September aria

For the past week or so, this Pacific treefrog (Hyla regilla, though there’s some debate about this name now and it’s been suggested that these are more properly Pseudacris regilla. It’s a bit like nit-picking* to me. All my field guides call them Hyla regilla!) has been in residence in and around a pot of chives on the deck. In this photograph, it’s on a honeysuckle leaf (pot of chives behind it) and those little holes in the leaf are evidence of sawfly larvae, I think. And there are ants around too. The other day I saw this little frog stick out its tongue and capture an ant which it seemed to relish.

There’s another larger treefrog on the upper deck. And another, the tiny one shown in my post of August 25, as well as one we hear but don’t see in the ferns by the patio. What’s interesting to me right now is their voices. In the spring, you can stand outside at night and all you hear is a huge loud chorus of treefrogs calling to one another in the great mating hullabulloo in the nearby water sources. Such large voices for such tiny creatures! Deep baritones, rich tenors, even the odd mezzo-soprano. Right now, though, the treefrogs close to the house are singing individual arias. It’s not about mating. Wrong season. So what is it about? Yesterday I watered the potted herbs on the deck and as soon as I’d finished, the little frog in the photograph was singing loudly. Was it joy? Irritation? Field guides talk about the “rain song”, the premonition of changing weather. But it’s been lovely here for the past week and we’re promised good weather for the rest of September, and still the treefrogs sing. And who knows, maybe we’re hearing arias from Handel’s Hercules: There in myrtle shades reclined/By streams that thro’ Elysium wind,/In sweetest union we shall prove…”

*i.e., it doesn’t change the essential qualities of the treefrog…

Under Giotto’s ceiling

June 14, 2011

Ever since I saw Giotto’s beautiful ceiling in the Scrovegni Chapel in Padua a few years ago, I’ve wanted something of that beauty in my daily life. To sit under a lapis sky studded with golden stars, angels and Madonnas looking down to bless those below.

Last winter I went to the hardware store with a book about Giotto in hand. The woman at the paint counter helped me match the blue (something called “Electric Storm”) and I brought home enough to paint the ceiling of my small study – it’s perhaps 9 x11, with a big window looking out to a covered porch. Right now the wisteria climbing the porch’s post is in full bloom and I love looking up from my desk to watch hummingbirds at work in the flowers.

The paint sat in the workshop for more than a year. I couldn’t bring myself to begin to paint. So much was happening in my life and there never seemed to be time to drape old sheets over the shelves and furniture and actually bring this particular project to life.

A few weeks ago, I finally applied three coats of “Electric Storm” to the white ceiling of my study.

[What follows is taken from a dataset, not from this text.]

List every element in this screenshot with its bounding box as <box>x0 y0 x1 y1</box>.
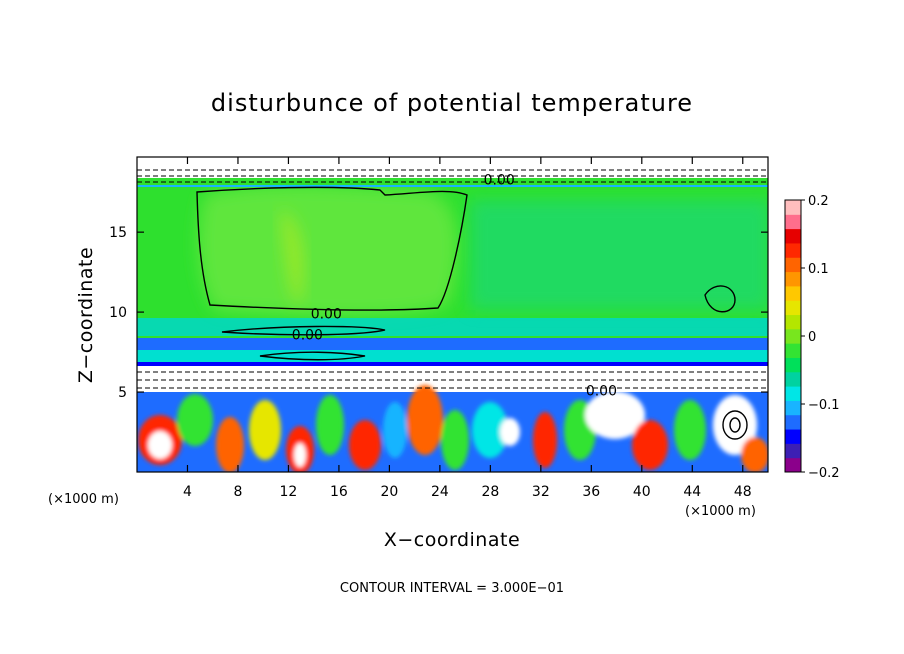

To say that John helped is an understatement. My style is careless and his is meticulous. He followed me, repairing my mistakes.

Then we spent a week or so trying to figure out the best way to paint on the stars. Would we use gold leaf? A stencil? Freehand? At one point, I desperately considered stickers.

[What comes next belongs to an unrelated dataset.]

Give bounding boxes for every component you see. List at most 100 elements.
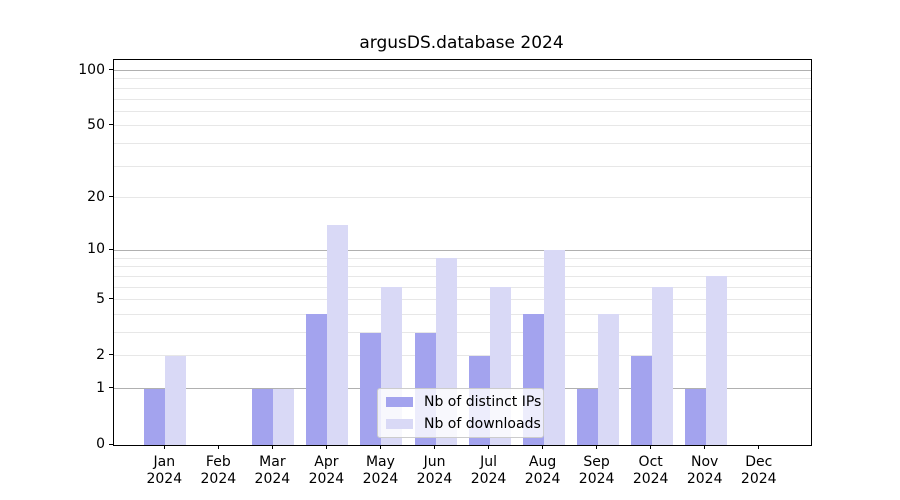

I decided on a particular eight-sided star, partly influenced by Giotto and partly by the painted monasteries of Bukovina (you will be able to read about these in my forthcoming book, in a chapter where I try to find traces of my paternal grandfather who came from Bukovina). John cut a careful template and plotted the best way to arrange the pattern on my ceiling. There would be ten stars altogether, in four rows, two of two stars and two of three.

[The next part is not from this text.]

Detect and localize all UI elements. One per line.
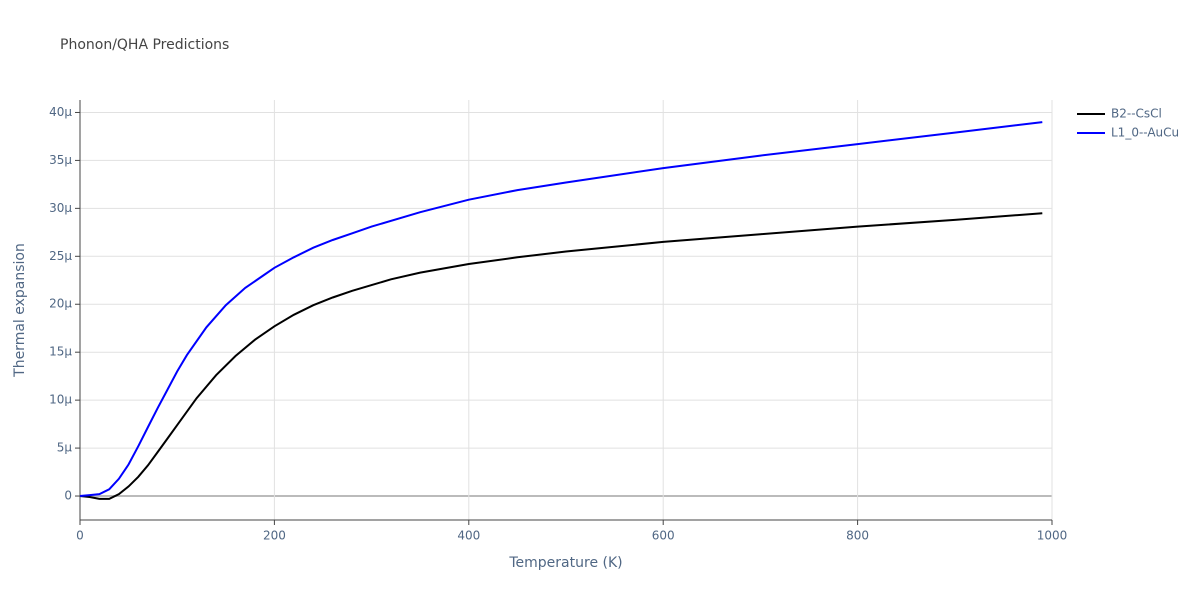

He measured and marked the placement with green painters tape. He held the template and I traced the stars with a white pencil crayon. I waited a day and then mixed some paint from those little containers you can buy in a craft shop – I have many of them for painting flower pots and cloth. (Forrest made me a floor cloth using these, featuring a saint on horseback inspired by the painted monasteries of Bukovina!) I used a matte dark yellow mixed with metallic gold for the first coat and followed that with a second coat of straight metallic gold. I just did the second coat this morning.

So right now I’m sitting at my desk, listening to Lorraine Hunt Lieberson sing “Cease, ruler of the day, to rise” from Handel’s opera Hercules, under a ravishing blue sky lit by stars. It’s not the Scrovegni Chapel with frescoes on the walls narrating the Annunciation, the Passion of Christ, the Resurrection;  but it’s beautiful and the stories surrounding me — pictures drawn by my children, an elk skull, birds nests, our wonderful dog Lily’s pelvis, books that have taught me how to live — amount to a life. My life, under Giotto’s ceiling.